The Making of the Fire Room Plan

After the group has retreated from the eruption of the fire bats from the fire lake, Alexis sits with the Crimson Calling on the steps between the two levels. He adjusts his whip.

“Good. Now we know what’s in the fire.” He looks at Rask, Gustav, and Ca’armine. “First, the bats. Then we try talking to the giant again.” A slight pause. “He must be desperate for conversation by now. Desperate might work in our favor.”

He glances up toward where the giant would be.

“How long does he think he’s been here?”

He lets that sit for a moment, then continues.

“If talking doesn’t work, we have options. That unnatural forest below, we can harvest from it. We could build a ballista again.” He waves a hand slightly. “Long shot.” Alexis looks at Ethelred “But maybe you can find something in that idea worth working with.” He looks at Ca’armine. “Raiden can reach him too. The determined wall of the north, your bolts. That right?”

“If it comes to it, we hit him from range, keep him from throwing those boulders, rest, come back the next day. Repeat. Not my preference, but it works.” A beat. “We might need more food if we’re doing this over days. Gus, you have options. Rask, Carm, you two as well?”

He looks at Gustav, Ethelred, then Rask.

“Any of you have anything that reaches at this range?”
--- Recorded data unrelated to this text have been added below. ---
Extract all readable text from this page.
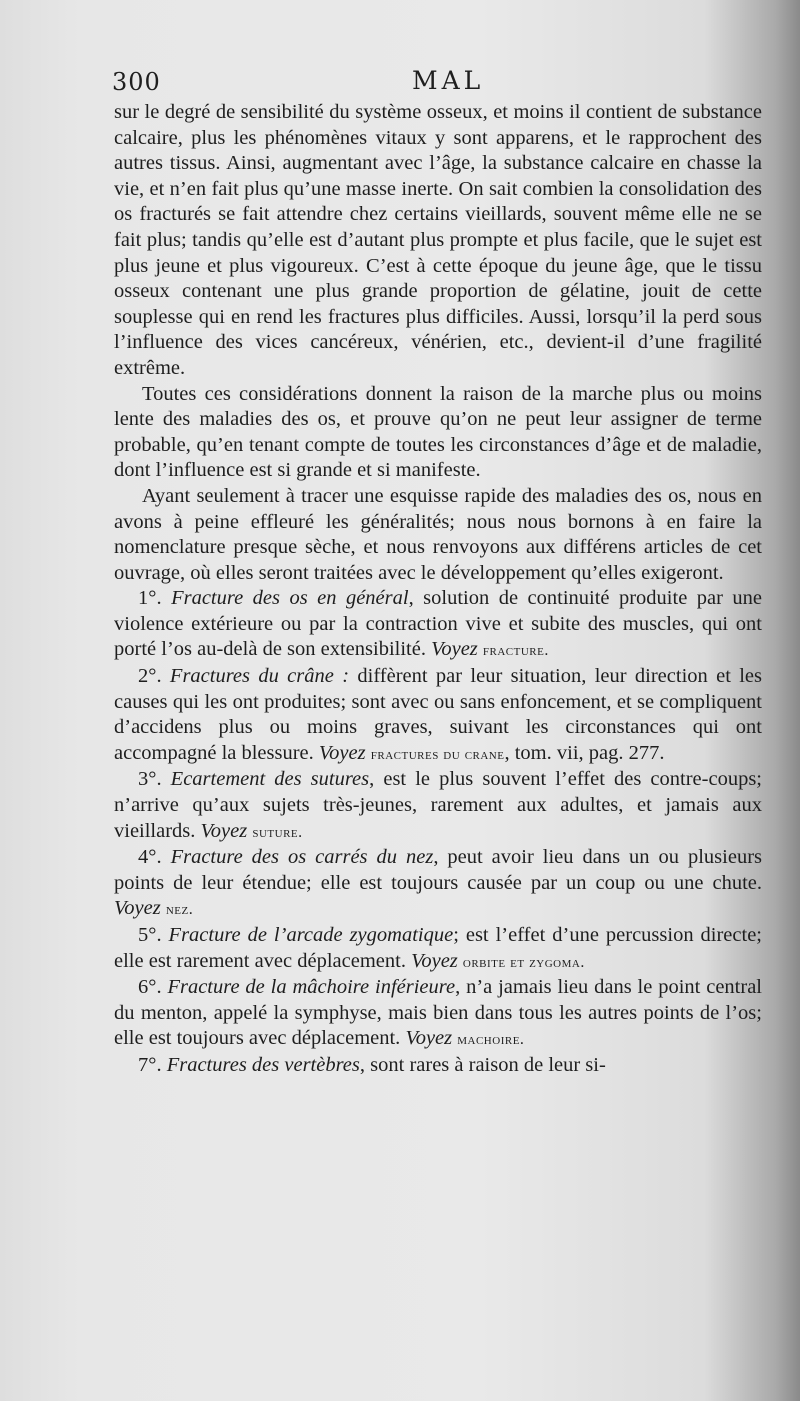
300	MAL

sur le degré de sensibilité du système osseux, et moins il contient de substance calcaire, plus les phénomènes vitaux y sont apparens, et le rapprochent des autres tissus. Ainsi, augmentant avec l’âge, la substance calcaire en chasse la vie, et n’en fait plus qu’une masse inerte. On sait combien la consolidation des os fracturés se fait attendre chez certains vieillards, souvent même elle ne se fait plus; tandis qu’elle est d’autant plus prompte et plus facile, que le sujet est plus jeune et plus vigoureux. C’est à cette époque du jeune âge, que le tissu osseux contenant une plus grande proportion de gélatine, jouit de cette souplesse qui en rend les fractures plus difficiles. Aussi, lorsqu’il la perd sous l’influence des vices cancéreux, vénérien, etc., devient-il d’une fragilité extrême.

Toutes ces considérations donnent la raison de la marche plus ou moins lente des maladies des os, et prouve qu’on ne peut leur assigner de terme probable, qu’en tenant compte de toutes les circonstances d’âge et de maladie, dont l’influence est si grande et si manifeste.

Ayant seulement à tracer une esquisse rapide des maladies des os, nous en avons à peine effleuré les généralités; nous nous bornons à en faire la nomenclature presque sèche, et nous renvoyons aux différens articles de cet ouvrage, où elles seront traitées avec le développement qu’elles exigeront.

1°. Fracture des os en général, solution de continuité produite par une violence extérieure ou par la contraction vive et subite des muscles, qui ont porté l’os au-delà de son extensibilité. Voyez fracture.

2°. Fractures du crâne : diffèrent par leur situation, leur direction et les causes qui les ont produites; sont avec ou sans enfoncement, et se compliquent d’accidens plus ou moins graves, suivant les circonstances qui ont accompagné la blessure. Voyez fractures du crane, tom. vii, pag. 277.

3°. Ecartement des sutures, est le plus souvent l’effet des contre-coups; n’arrive qu’aux sujets très-jeunes, rarement aux adultes, et jamais aux vieillards. Voyez suture.

4°. Fracture des os carrés du nez, peut avoir lieu dans un ou plusieurs points de leur étendue; elle est toujours causée par un coup ou une chute. Voyez nez.

5°. Fracture de l’arcade zygomatique; est l’effet d’une percussion directe; elle est rarement avec déplacement. Voyez orbite et zygoma.

6°. Fracture de la mâchoire inférieure, n’a jamais lieu dans le point central du menton, appelé la symphyse, mais bien dans tous les autres points de l’os; elle est toujours avec déplacement. Voyez machoire.

7°. Fractures des vertèbres, sont rares à raison de leur si-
Alexis takes a moment and looks at all his comrades. “But that’s just where I’m starting. Any other ideas? Rushing to the stairs? Blinding the giant somehow if we need to? Something else?”

All out ballista

Gus and Ethelred spend evenings, before the sun sets, working on making a miniature ballista. The old cross bow from Telosh is where they start. Studying how it work, how wood bolts are best made. Once some form of mastery of the machine is in hand they take it apart. Study each piece, how it is formed, shaped and what it’s purpose is. Then they put it back together. This is repeated again.

Then they take it apart one more time. This time they work to replicate the parts, but twice the size. Fashioning the part from wood, rope and sinew.

After a week Ethelred feels like it will be possible, but still difficult to make a much larger ballista.

One arm, two arms, three arms, dead!

After the failure of his small scale ballista Ethelred talks to the group.

“Building this ballista is going to be a bit more work than I had expected. The materials and the actual building should be trivial to work with. The part I am struggling with is how to make the weaponry work right.

To start with I will need a bow that I can take apart and rebuild for a simple test. Better yet finding someone else that knows how to make bows or maybe even weapons in general would help. If I am unable to build a small scale ballista with confidence we should have another plan.

The giant presents some problems. If we attempt to replicate and attack like we did on the dragon I think we could have success. But we don’t have the sturdy chain, nor something sturdy to attach it to. Tree a abound, but we also know the giant can uproot those with little challenge.

The key to the dragon attack was not to deal one killer blow, but to hold the creature in place while we wore it down. We should try and do the same with the giant.

What are other options besides the ballista that we could achieve in the woods?”